異次元の刻印(上)-人類史の裂け目あるいは宗教の起源
グラハム・ハンコック (著), 川瀬勝 (翻訳)
ハンコックと言えば、漫画の設定でも出てこないような、独創的で突拍子もないトンデモを大真面目に語る第一人者。代表的著作は、超古代文明ブームのさきがけとなった「神々の指紋」。
今回の本は、超古代文明以外のことがテーマです。
そのテーマとは……あまりにも突拍子もないことで、MMR風に言うと3行に1回くらいは、
という状態になるのですが、できるだけシンプルに、短く解説してみます……
「今の形の人類ができてから500万年。高度に抽象的な概念を取り扱う痕跡が見受けられるのは、約4万年前から。
いったい4万年前に、人類に何が起きたのか。神経学的には特に変化がないはずなのに、どうして突然進化をはじめたのか。」
うん。この疑問は至極もっともですね。
興味をそそられます。
「ラスコーの壁画など、古代の芸術をつぶさに観察すると、そこにはシャーマンや南米のインディオなどが幻覚剤を摂取して語るビジョンと非常に似通った描写が繰り返し出てくる。

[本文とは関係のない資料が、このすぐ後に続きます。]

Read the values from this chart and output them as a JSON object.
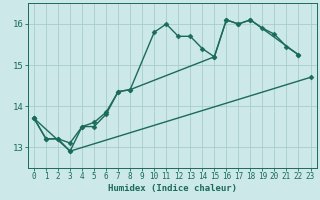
{
  "title": "",
  "xlabel": "Humidex (Indice chaleur)",
  "xlim": [
    -0.5,
    23.5
  ],
  "ylim": [
    12.5,
    16.5
  ],
  "yticks": [
    13,
    14,
    15,
    16
  ],
  "xticks": [
    0,
    1,
    2,
    3,
    4,
    5,
    6,
    7,
    8,
    9,
    10,
    11,
    12,
    13,
    14,
    15,
    16,
    17,
    18,
    19,
    20,
    21,
    22,
    23
  ],
  "bg_color": "#cce8e8",
  "grid_color": "#a8cccc",
  "line_color": "#1a6b5a",
  "curve1_x": [
    0,
    1,
    2,
    3,
    4,
    5,
    6,
    7,
    8,
    10,
    11,
    12,
    13,
    14,
    15,
    16,
    17,
    18,
    19,
    20,
    21,
    22
  ],
  "curve1_y": [
    13.7,
    13.2,
    13.2,
    12.9,
    13.5,
    13.5,
    13.8,
    14.35,
    14.4,
    15.8,
    16.0,
    15.7,
    15.7,
    15.4,
    15.2,
    16.1,
    16.0,
    16.1,
    15.9,
    15.75,
    15.45,
    15.25
  ],
  "curve2_x": [
    0,
    1,
    2,
    3,
    4,
    5,
    6,
    7,
    8,
    15,
    16,
    17,
    18,
    22
  ],
  "curve2_y": [
    13.7,
    13.2,
    13.2,
    13.1,
    13.5,
    13.6,
    13.85,
    14.35,
    14.4,
    15.2,
    16.1,
    16.0,
    16.1,
    15.25
  ],
  "curve3_x": [
    0,
    3,
    23
  ],
  "curve3_y": [
    13.7,
    12.9,
    14.7
  ],
  "marker": "D",
  "marker_size": 2.5,
  "line_width": 1.0,
  "xlabel_fontsize": 6.5,
  "tick_fontsize": 5.5,
  "ytick_fontsize": 6.5
}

古代の人は、たまたま幻覚を誘発するキノコなどを食べたときの強烈な体験を、壁画に記したのではないか。」
まあ、これもありえそうではあります。
「幻覚とは何なのか。本当に単なる脳のシナプスの異常に過ぎないのか。
そもそも、なぜ我々の脳は、特定の化学物質で幻覚を見るような構造になっているのか。」
確かに、なぜでしょうね……
ちなみに幻覚は、犬や虫でも見ることが確認されてるそうです。
「もしかすると、脳とは単なる受信機であり、幻覚剤はそのチューニングを変える役割を果たしているのではないか。
つまり、幻覚を見ている人が見ている幻覚は、幻覚ではなく、現実なのではないのか。」
ついてきてますか? こっからがハンコックの真骨頂ですからね。振り落とされないようにしてくださいね。
「幻覚を見ているときに見ているものが現実だとすると、それは何なのか。
1つの可能性は、それが『異次元』だということだ。我々の世界と重なり合っているけど通常の脳の状態だと見えない世界を、幻覚剤はチューニングを変えることで一時的にアクセス可能にしているのではないか。
もう1つの可能性は『DNA』。DNA全体の90~97%と言われる、何のためにあるのか判らないジャンクDNAは、実はDNAを作ってこの地球に落とした超高度文明を有する宇宙人または異次元人からのメッセージが書き込まれている巻物であり、幻覚剤はその巻き物へアクセスするための手段ではないのか。
そして4万年前、異次元の存在または巻物のプログラムが、人類が進化の準備が整ったと判断し、幻覚剤でこちらにアクセス可能になっている脳に対して、いっせいに医療、農業、文明などの知識を教えはじめたのではないか」
来ましたね。
僕らは異次元人または宇宙人から全てを教えられていて、しかもそれは幻覚剤で完璧にラリッている人しか受け取れないんですよ。
ところで著書では、この説を裏付ける数々の臨床実験の結果を、本全体の2/3くらいの分量を割いて説明しています。
その中にはDNAの二重螺旋構造を解き明かしたノーベル賞学者フランシス・クリックの著書などもでてきていて、読み込むとそれはそれで面白いのですが、何しろ量が多すぎるので、途中で懐疑派も支持派もウンザリすること請け合いです。
逆に言うと、この本を読むときのコツは、この証拠を並べてる部分を「はいはい判りました。それで?」と読み飛ばすことです。そうすればこの上下巻のブ厚い本の半分くらいは小飼弾さん並の速度で読み飛ばせます。。
「このような説を唱える学者や、私のようなジャーナリストは、主流派の学会からは無視されるか、目の敵にされる。
しかし彼らは、幻覚剤を飲んでない。飲んでないのにどうして否定できるんだ。
私は違う。古今東西の幻覚剤を、それこそ南米のインディオの秘薬から科学合成物にいたるまで食いまくって、実際に体験してやるんだ。」
そして彼は、いざというときのための医師や妻や子供の監視の下、さまざまな幻覚剤を試し、そのレポートを克明に著書に記します。
ここまでくると天晴としか言いようがありません。
確かにトンデモなんだけど、これだけ大真面目にやられると、ちゃんとエンタティメントになっている気がして爽快です。信じる信じないを脇における人は楽しめると思います。
ところで、こういう徹底した調査の元で書かれるブ厚いけど面白い本って、日本にはあまりない気がするんですよね。出版社の体制の違いの問題なのかな(出版社が長い年月の取材執筆活動を経済的に支える体制など)。
なお、ハンコック氏の最新作は小説だそうです。
彼が取り扱う題材を考えると、そっちに転向したほうが、確かに良さそうではありますね。